Polis also noted that Denver voters approved a local measure to decriminalize so-called magic mushrooms in 2019, making it the first city in the U.S. to do so, and that activists are also collecting signatures for statewide initiatives to place broader psychedelics reform on the ballot.
“I don’t know whether they’re going to get the signatures,” the governor told Reason’s Nick Gillespie. But regardless of the outcome of that effort, he said that he’s generally opposed to criminalizing people who choose to use the currently illicit substances and that prohibition creates unnecessary research barriers.
Psychedelics “might have some therapeutic uses around people that are trying to get off of opioids or people [with] major issues with depression or anxiety,” Polis said. “There are some clinical studies that have been done—and frankly, the clinical studies are inhibited by the illegality of some of the substances. So it’s very frustrating.”
Listen to Polis discuss psychedelics and marijuana, starting around 12:30 into the audio below:
The governor said that scientists have similarly been restricted in their research into the benefits of marijuana under federal prohibition.Before addressing psychedelics policy, Polis spoke generally about his support for civil liberties across ideological divides and how he’s “very proud” that Colorado was among the first states to legalize cannabis, even if he doesn’t personally partake.”I don’t use marijuana. I don’t really drink either,” he said. “But that’s totally somebody’s choice, and in Colorado, you don’t risk getting in trouble with the law just because you want to smoke marijuana.”
Polis has been a longstanding advocate for cannabis reform going back to his time in Congress, and he continues to play an active role in promoting equity in the state’s market while also pushing for federal policy changes.
For example, he’s touted clemency actions for people with prior marijuana convictions, celebrated cannabis culture with charitable initiatives and pushed Congress to pass legislation to protect banks that work with marijuana businesses.
But while more and more lawmakers and state officials are willing to embrace cannabis reform as the legalization movement spreads, far fewer have publicly addressed psychedelics.

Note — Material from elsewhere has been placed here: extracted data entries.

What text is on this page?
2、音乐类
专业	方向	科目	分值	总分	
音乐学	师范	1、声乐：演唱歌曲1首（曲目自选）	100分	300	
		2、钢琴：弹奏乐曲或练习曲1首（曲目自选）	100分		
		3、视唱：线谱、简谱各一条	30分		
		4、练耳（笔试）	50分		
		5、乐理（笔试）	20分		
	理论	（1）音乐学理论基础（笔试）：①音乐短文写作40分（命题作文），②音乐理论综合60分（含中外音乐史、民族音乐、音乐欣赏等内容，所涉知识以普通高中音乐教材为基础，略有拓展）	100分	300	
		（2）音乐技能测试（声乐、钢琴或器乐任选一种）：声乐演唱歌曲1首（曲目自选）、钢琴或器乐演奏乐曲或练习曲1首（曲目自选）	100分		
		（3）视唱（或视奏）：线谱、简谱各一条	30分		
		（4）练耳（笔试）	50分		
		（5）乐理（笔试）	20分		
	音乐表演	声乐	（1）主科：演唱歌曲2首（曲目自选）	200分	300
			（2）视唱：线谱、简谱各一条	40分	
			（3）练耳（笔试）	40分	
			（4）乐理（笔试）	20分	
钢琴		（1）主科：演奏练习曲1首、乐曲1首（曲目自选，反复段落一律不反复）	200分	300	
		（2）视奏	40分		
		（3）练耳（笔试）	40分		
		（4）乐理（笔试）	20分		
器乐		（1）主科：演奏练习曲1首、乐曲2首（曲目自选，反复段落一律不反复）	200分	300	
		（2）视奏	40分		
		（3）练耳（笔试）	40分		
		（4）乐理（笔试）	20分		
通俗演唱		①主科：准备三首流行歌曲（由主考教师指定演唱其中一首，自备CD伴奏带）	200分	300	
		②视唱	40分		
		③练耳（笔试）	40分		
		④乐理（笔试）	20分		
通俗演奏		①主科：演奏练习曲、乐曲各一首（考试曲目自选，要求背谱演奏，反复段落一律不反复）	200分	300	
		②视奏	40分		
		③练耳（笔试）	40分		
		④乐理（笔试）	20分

Polis didn’t specifically endorse either of the campaigns that are working to qualify psychedelics legalization initiatives for the November ballot during his brief remarks on the Reason podcast, but he seemed to signal that the state is heading in the direction of enacting more reform.
The New Approach PAC is leading one measure to legalize psilocybin, create licensed “healing centers” where people can use the psychedelic for therapeutic purposes and provide a pathway for record sealing for prior convictions.
The proposal would also eventually allow regulators to decide whether to legalize DMT, ibogaine and mescaline.
A separate campaign headed by Decriminalize Nature Colorado filed a competing initiative in January. The one-page measure would allow adults 21 and older to possess, cultivate, gift and deliver psilocybin, psilocyn, ibogaine, mescaline and DMT.
In the interim, Polis now has a chance to enact a more modest psychedelics reform policy after the legislature sent a bill to his desk that would align state statute to legalize MDMA prescriptions if and when the federal government ultimately permits such use.